É um equívoco pensar que a onda “antipolítica” é restrita ao Ocidente. Nas Filipinas, o nada político Rodrigo Duterte, eleito presidente em 2016, já xingou Barack Obama e fez gestos obscenos a ele em público durante uma coletiva de imprensa. Com sua guerra às organizações internacionais por supostas violações de direitos humanos no combate ao tráfico de drogas, tendo ameaçado deixar a Organização das Nações Unidas (ONU), além da luta contra uma célula local do Estado Islâmico (chegou a dizer que, com sal e vinagre, comeria os terroristas vivos), o filipino é um fenômeno de popularidade.
Marolinha ou tsunami
De uma certa maneira, esta onda atingiu a costa brasileira em 2016. Não somente pelas vitórias de João Dória, em São Paulo, e Alexandre Kalil, em Belo Horizonte, mas também pelo alto número de abstenções e votos nulos ou brancos.
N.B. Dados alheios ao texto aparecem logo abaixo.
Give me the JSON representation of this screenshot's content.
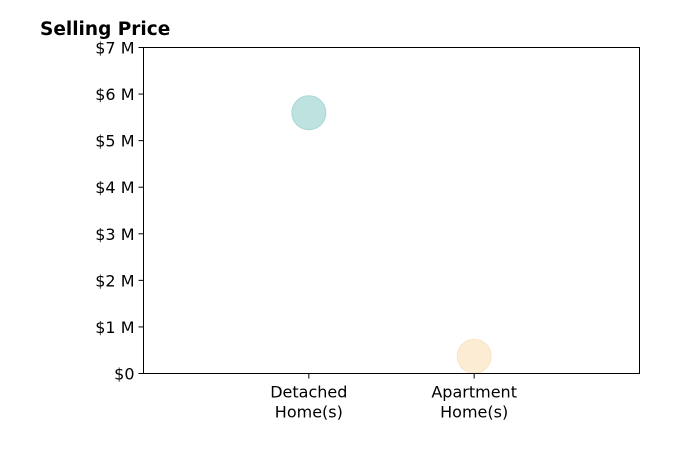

Geert Wilders, na Holanda, e Norbert Hofer, na Áustria, fracassaram nos pleitos de seus respectivos países. Ambos são adeptos da “antipolítica”, que não parece ter um representante forte o suficiente para vencer as eleições da Alemanha (O AfD, partido desta ala no país em questão, apesar de ser o primeiro de extrema-direita que pode ocupar cadeiras no Parlamento desde 1945, deve ficar em terceiro, atrás do social-democrata Martin Schulz e da democrata-cristã, Angela Merkel), marcadas para setembro. A pergunta que fica é se esse movimento tende a enfraquecer ou se consolidar. Em 2018, as eleições no Brasil podem ajudar a responder.
Doutor em ciência política pela Universidade de Brasília (UnB), Pedro Pietrafesa explica que a instituição partido está em descrédito pelo mundo e as mudanças de nome não acontecem à toa. “Estão buscando alternativas e esse é um artifício que, na teoria, pode afastar a imagem da política tradicional, mas, na prática, não resulta em mudança concreta dentro dos partidos”, aponta.
Professor de Relações Internacionais da Pontifícia Universidade Católica de Goiás (PUC-GO), o cientista político salienta que ainda não se sabe como esse movimento global vai interferir no pleito do ano que vem. De acordo com ele, depende de como os novos partidos vão se apresentar e, principalmente, quem serão os candidatos. “Se grandes nomes como Lula e Alckmin se candidatarem, a onda pode acabar sendo uma marolinha”, pensa.
Porém, Pedro Pietrafesa ressalta que um tsunami não está descartado. Para o professor, as chances disso se tornar realidade se dão em decorrência do histórico recente brasileiro – de Fernando Collor a João Dória – em apresentar nomes supostamente de fora da política e, por isso, uma boa votação de Jair Bolsonaro não deve ser encarada com surpresa. Ainda segundo o cientista político, o tsunami tem mais possibilidade de acontecer devido aos candidatos em si e não necessariamente às mudanças de nome dos partidos.